(Jangan Ditiru) Selfie Tanpa Busana Demi Pinjaman Online

 

selfie-bench-640x360

Mahasiswi di China menggunakan foto tanpa busana mereka sendiri sebagai jaminan untuk meminjam uang dari rentenir yang memanfaatkan pasar kredit online yang sebagian besar tidak diatur pemerintah China. Mahasiswi diminta untuk mengirim foto tanpa busana diri mereka sambil memegang kartu identitas mereka kepada pemberi pinjaman online. Kreditur tersebut mengancam untuk menghubungi orang tua mereka dan mempublikasikan foto mereka publik jika mereka gagal membayar kembali pinjaman tersebut.

Seorang mahasiswa yang diidentifikasi sebagai Li Li mengatakan bahwa ia pertama kali meminjam hanya sebesar 500 yuan (76 dollar AS) dengan bunga mingguan sebesar 30% dari pemberi pinjaman di Jiedaibao, sebuah platform pinjaman online peer-to-peer yang dimiliki JD Capital yang berbasis di Beijing. Setelah membayar pinjaman lama dengan mengambil pinjaman yang baru, Li mengatakan sekarang memiliki utang sebanyak 55.000 yuan dan pemberi pinjaman mengancam untuk mempublikasikan foto tanpa busananya secara online.

Pinjaman tersebut biasanya berkisar mulai dari 500 yuan hingga 5.000 yuan dengan tingkat bunga mingguan sebesar 30%, meskipun suku bunga untuk pinjaman pribadi sebenarnya maksimal 24% per tahun. Jiedaibao memberikan pernyataan di Weibo yang mengonfirmasi bahwa pinjaman selfie tanpa busana tersebut ada.

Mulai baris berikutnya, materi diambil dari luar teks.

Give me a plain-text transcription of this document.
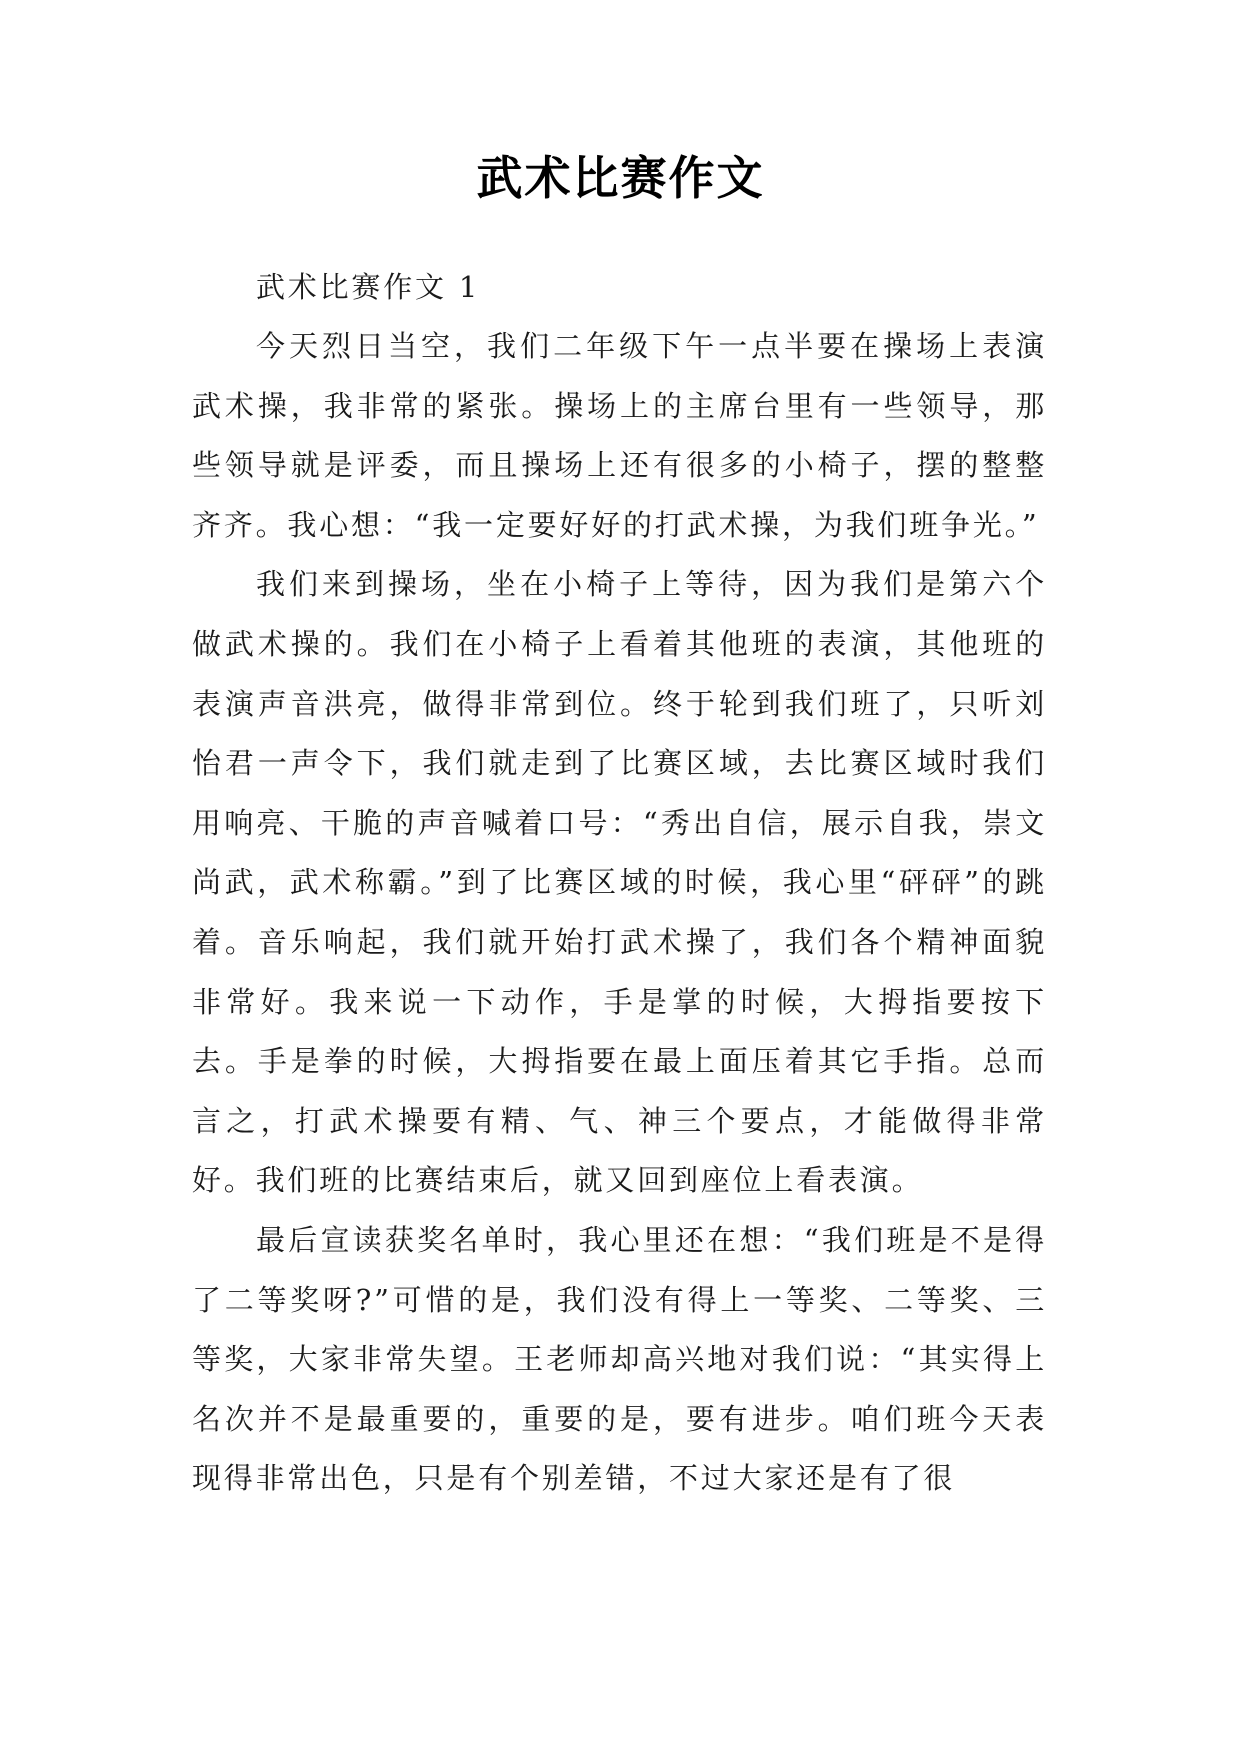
武术比赛作文

武术比赛作文 1

今天烈日当空，我们二年级下午一点半要在操场上表演武术操，我非常的紧张。操场上的主席台里有一些领导，那些领导就是评委，而且操场上还有很多的小椅子，摆的整整齐齐。我心想：“我一定要好好的打武术操，为我们班争光。”

我们来到操场，坐在小椅子上等待，因为我们是第六个做武术操的。我们在小椅子上看着其他班的表演，其他班的表演声音洪亮，做得非常到位。终于轮到我们班了，只听刘怡君一声令下，我们就走到了比赛区域，去比赛区域时我们用响亮、干脆的声音喊着口号：“秀出自信，展示自我，崇文尚武，武术称霸。”到了比赛区域的时候，我心里“砰砰”的跳着。音乐响起，我们就开始打武术操了，我们各个精神面貌非常好。我来说一下动作，手是掌的时候，大拇指要按下去。手是拳的时候，大拇指要在最上面压着其它手指。总而言之，打武术操要有精、气、神三个要点，才能做得非常好。我们班的比赛结束后，就又回到座位上看表演。

最后宣读获奖名单时，我心里还在想：“我们班是不是得了二等奖呀?”可惜的是，我们没有得上一等奖、二等奖、三等奖，大家非常失望。王老师却高兴地对我们说：“其实得上名次并不是最重要的，重要的是，要有进步。咱们班今天表现得非常出色，只是有个别差错，不过大家还是有了很
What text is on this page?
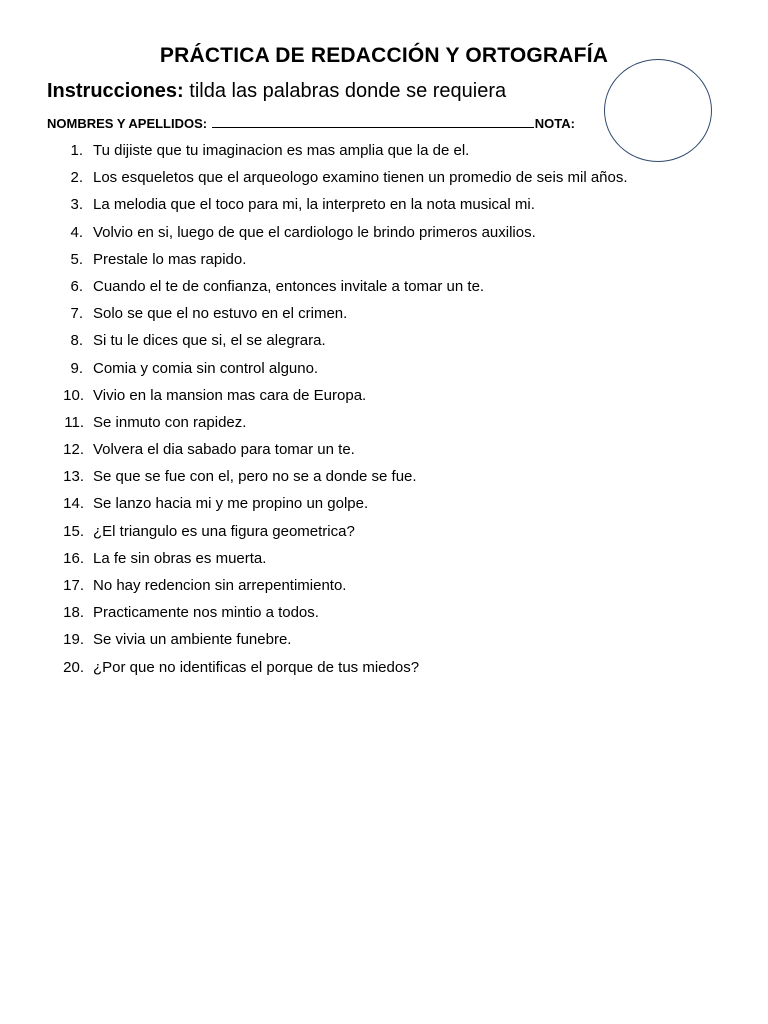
PRÁCTICA DE REDACCIÓN Y ORTOGRAFÍA
Instrucciones: tilda las palabras donde se requiera
NOMBRES Y APELLIDOS:	NOTA:
1. Tu dijiste que tu imaginacion es mas amplia que la de el.
2. Los esqueletos que el arqueologo examino tienen un promedio de seis mil años.
3. La melodia que el toco para mi, la interpreto en la nota musical mi.
4. Volvio en si, luego de que el cardiologo le brindo primeros auxilios.
5. Prestale lo mas rapido.
6. Cuando el te de confianza, entonces invitale a tomar un te.
7. Solo se que el no estuvo en el crimen.
8. Si tu le dices que si, el se alegrara.
9. Comia y comia sin control alguno.
10. Vivio en la mansion mas cara de Europa.
11. Se inmuto con rapidez.
12. Volvera el dia sabado para tomar un te.
13. Se que se fue con el, pero no se a donde se fue.
14. Se lanzo hacia mi y me propino un golpe.
15. ¿El triangulo es una figura geometrica?
16. La fe sin obras es muerta.
17. No hay redencion sin arrepentimiento.
18. Practicamente nos mintio a todos.
19. Se vivia un ambiente funebre.
20. ¿Por que no identificas el porque de tus miedos?
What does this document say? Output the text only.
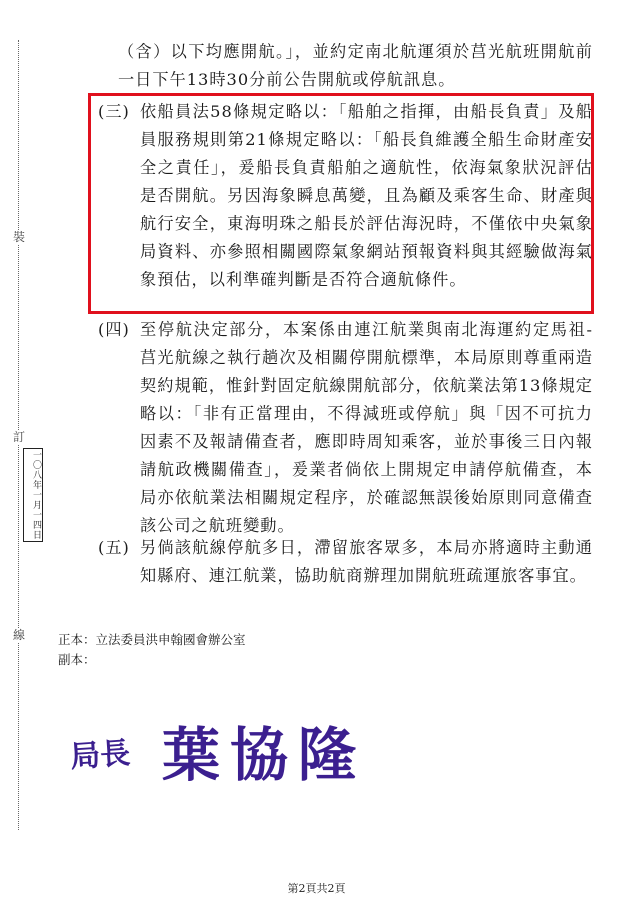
裝
訂
線
一〇八年一月一四日
（含）以下均應開航。」，並約定南北航運須於莒光航班開航前一日下午13時30分前公告開航或停航訊息。
(三) 依船員法58條規定略以：「船舶之指揮，由船長負責」及船員服務規則第21條規定略以：「船長負維護全船生命財產安全之責任」，爰船長負責船舶之適航性，依海氣象狀況評估是否開航。另因海象瞬息萬變，且為顧及乘客生命、財產與航行安全，東海明珠之船長於評估海況時，不僅依中央氣象局資料、亦參照相關國際氣象網站預報資料與其經驗做海氣象預估，以利準確判斷是否符合適航條件。
(四) 至停航決定部分，本案係由連江航業與南北海運約定馬祖-莒光航線之執行趟次及相關停開航標準，本局原則尊重兩造契約規範，惟針對固定航線開航部分，依航業法第13條規定略以：「非有正當理由，不得減班或停航」與「因不可抗力因素不及報請備查者，應即時周知乘客，並於事後三日內報請航政機關備查」，爰業者倘依上開規定申請停航備查，本局亦依航業法相關規定程序，於確認無誤後始原則同意備查該公司之航班變動。
(五) 另倘該航線停航多日，滯留旅客眾多，本局亦將適時主動通知縣府、連江航業，協助航商辦理加開航班疏運旅客事宜。
正本：立法委員洪申翰國會辦公室
副本：
局長 葉協隆
第2頁共2頁
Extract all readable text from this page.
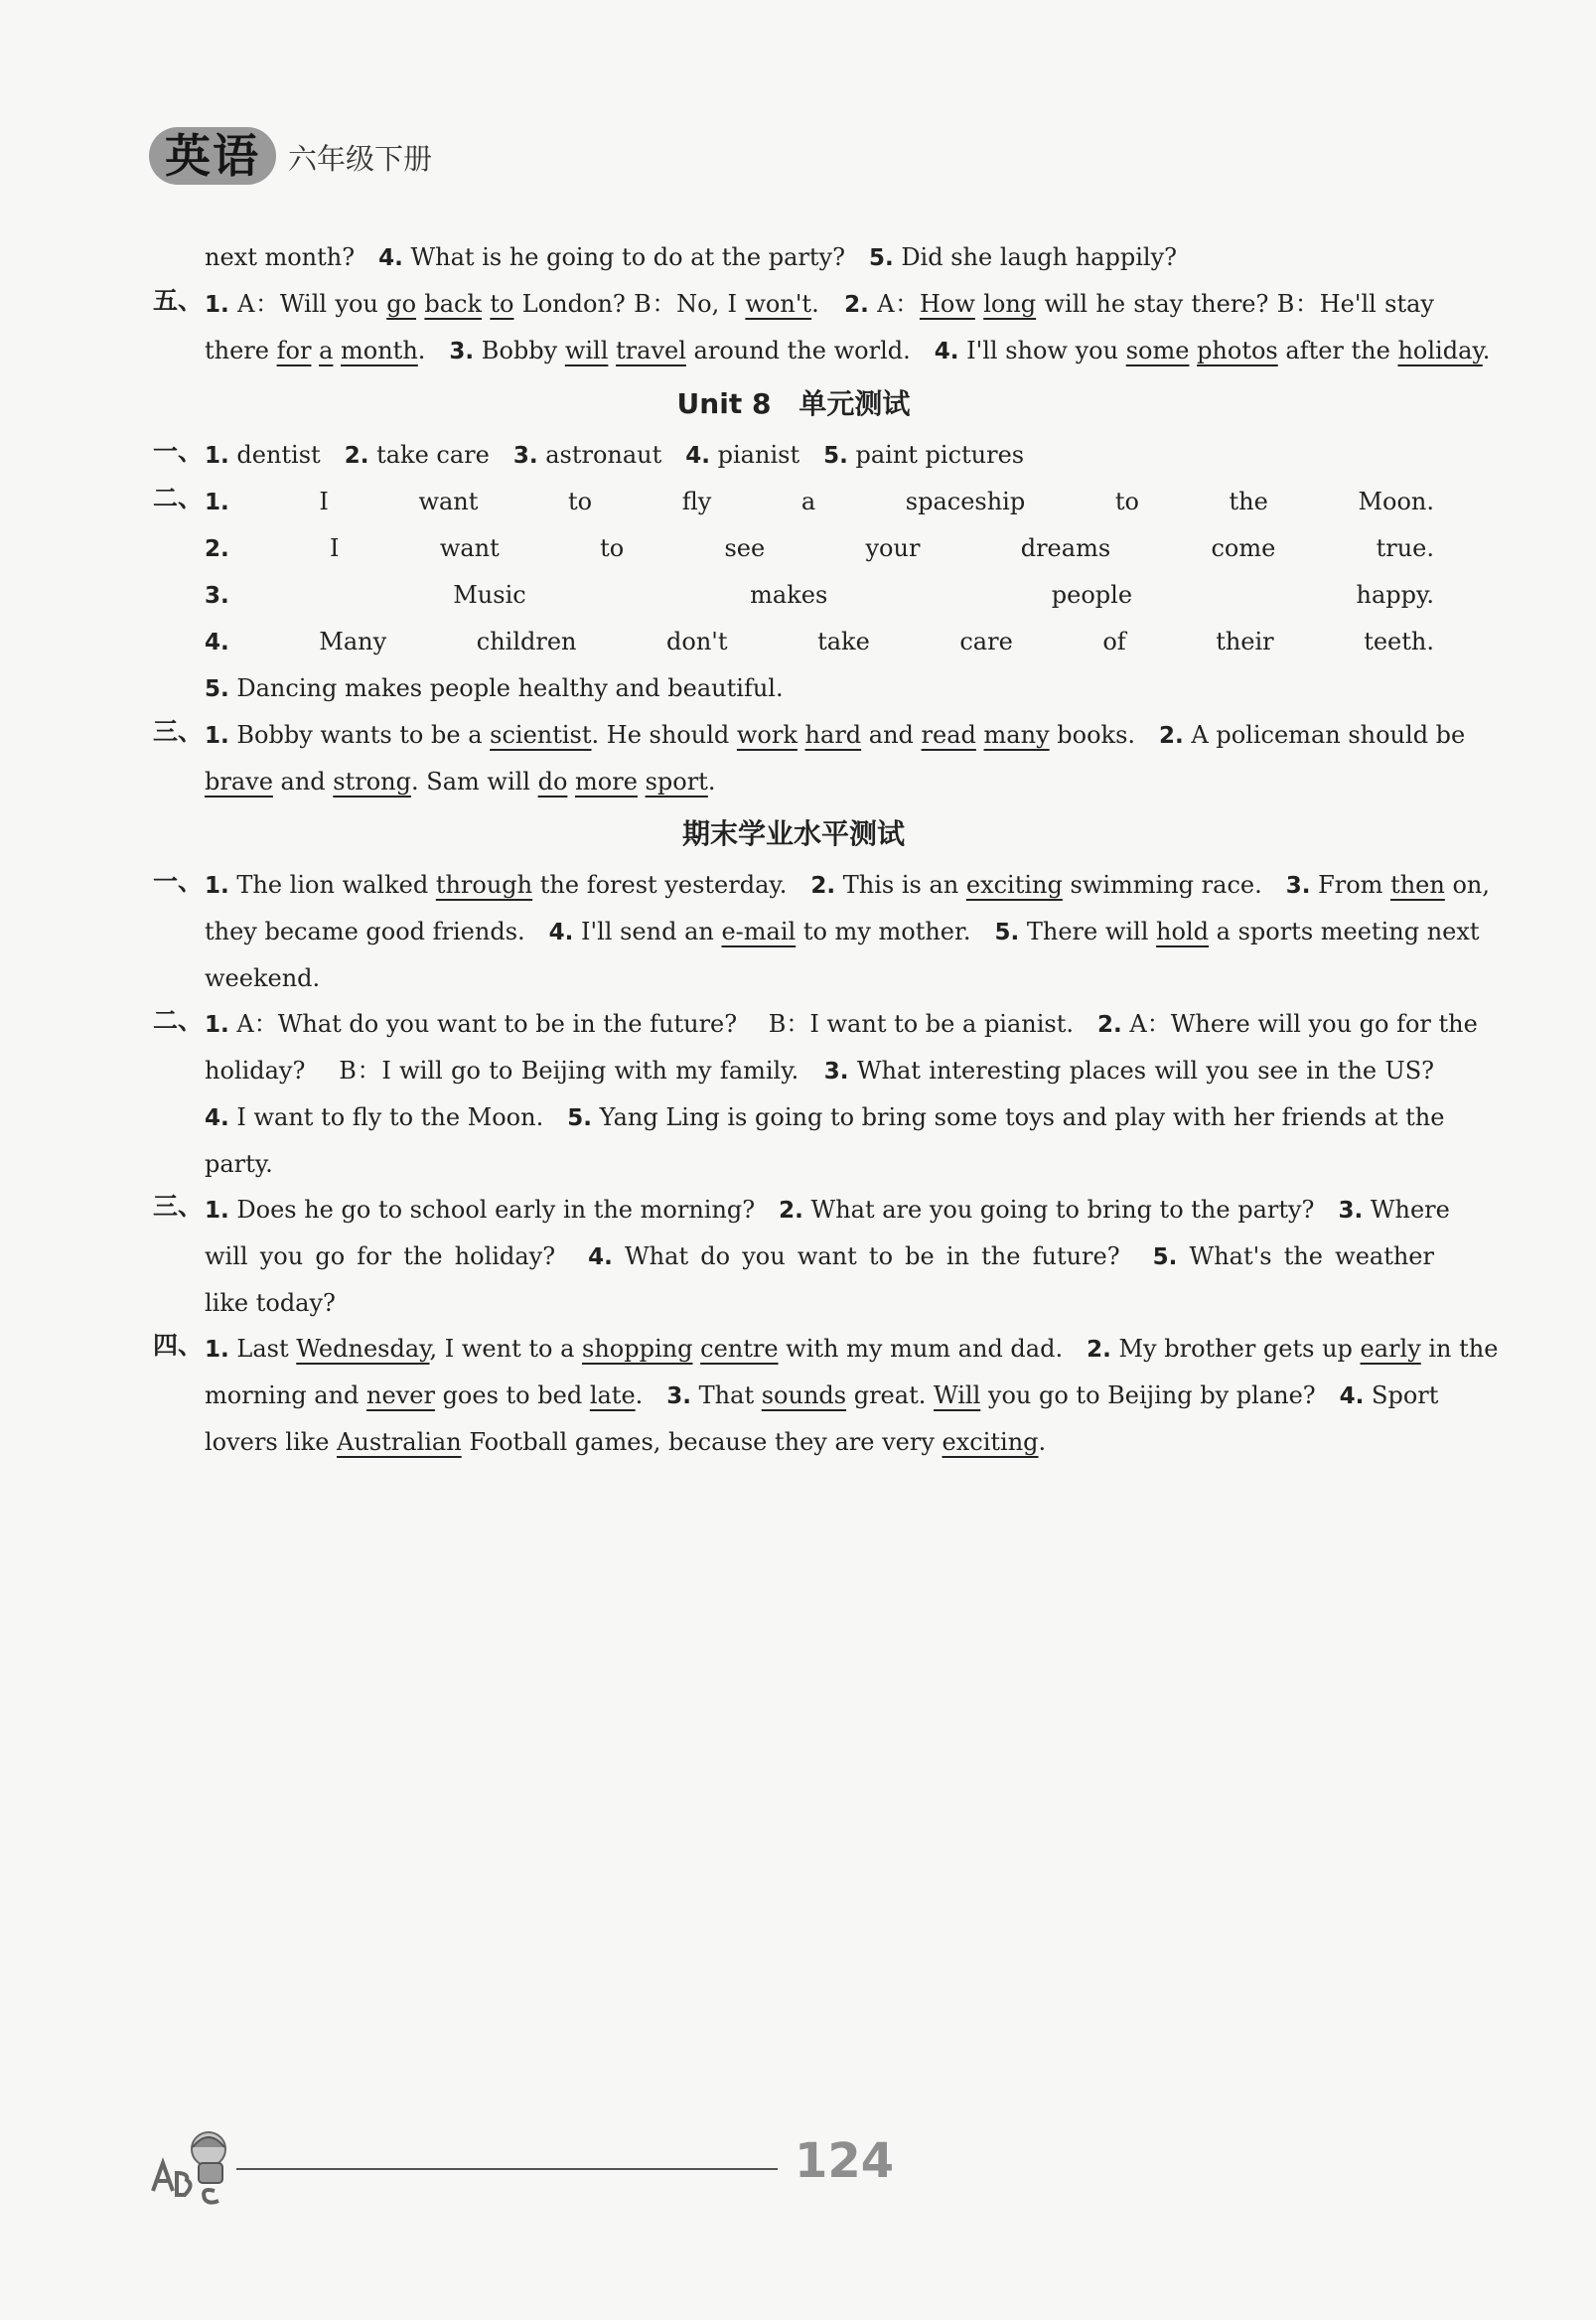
英语 六年级下册
next month?　4. What is he going to do at the party?　5. Did she laugh happily?
五、 1. A：Will you go back to London? B：No, I won't.　2. A：How long will he stay there? B：He'll stay
there for a month.　3. Bobby will travel around the world.　4. I'll show you some photos after the holiday.
Unit 8　单元测试
一、 1. dentist　2. take care　3. astronaut　4. pianist　5. paint pictures
二、 1. I want to fly a spaceship to the Moon.
2. I want to see your dreams come true.
3. Music makes people happy.
4. Many children don't take care of their teeth.
5. Dancing makes people healthy and beautiful.
三、 1. Bobby wants to be a scientist. He should work hard and read many books.　2. A policeman should be
brave and strong. Sam will do more sport.
期末学业水平测试
一、 1. The lion walked through the forest yesterday.　2. This is an exciting swimming race.　3. From then on,
they became good friends.　4. I'll send an e-mail to my mother.　5. There will hold a sports meeting next
weekend.
二、 1. A：What do you want to be in the future?　 B：I want to be a pianist.　2. A：Where will you go for the
holiday?　 B：I will go to Beijing with my family.　3. What interesting places will you see in the US?
4. I want to fly to the Moon.　5. Yang Ling is going to bring some toys and play with her friends at the
party.
三、 1. Does he go to school early in the morning?　2. What are you going to bring to the party?　3. Where
will you go for the holiday?　4. What do you want to be in the future?　5. What's the weather
like today?
四、 1. Last Wednesday, I went to a shopping centre with my mum and dad.　2. My brother gets up early in the
morning and never goes to bed late.　3. That sounds great. Will you go to Beijing by plane?　4. Sport
lovers like Australian Football games, because they are very exciting.
124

Laporan media di China menyebutkan bahwa QQ dan WeChat, dua aplikasi messaging populer yang dimiliki oleh Tencent merupakan tempat umum untuk broker nude loans. Beberapa rentenir menjual foto tanpa busana mahasiswi peminjam yang meminjam sebesar 30 yuan pada mereka secara online melalui grup chat, bahkan setelah mahasiswi tersebut membayar kembali pinjaman mereka.

Pesan ancaman dari rentenir dengan meng-attached  foto tanpa busana peminjam perempuan kini menyebar pada platform media sosial di China. Dalam sebuah screenshot, pemberi pinjaman mengancam akan mengirim selfie tanpa busana kepada orang tua mahasiswi jika mahasiswi tersebut tidak dapat membayar kembali pinjaman dalam waktu seminggu. Menurut rentenir mahasiswi tersebut meminjam sebesar 10.000 yuan dengan bunga tahunan sebesar 24% untuk melakukan aborsi setelah kehamilan tak diinginkan.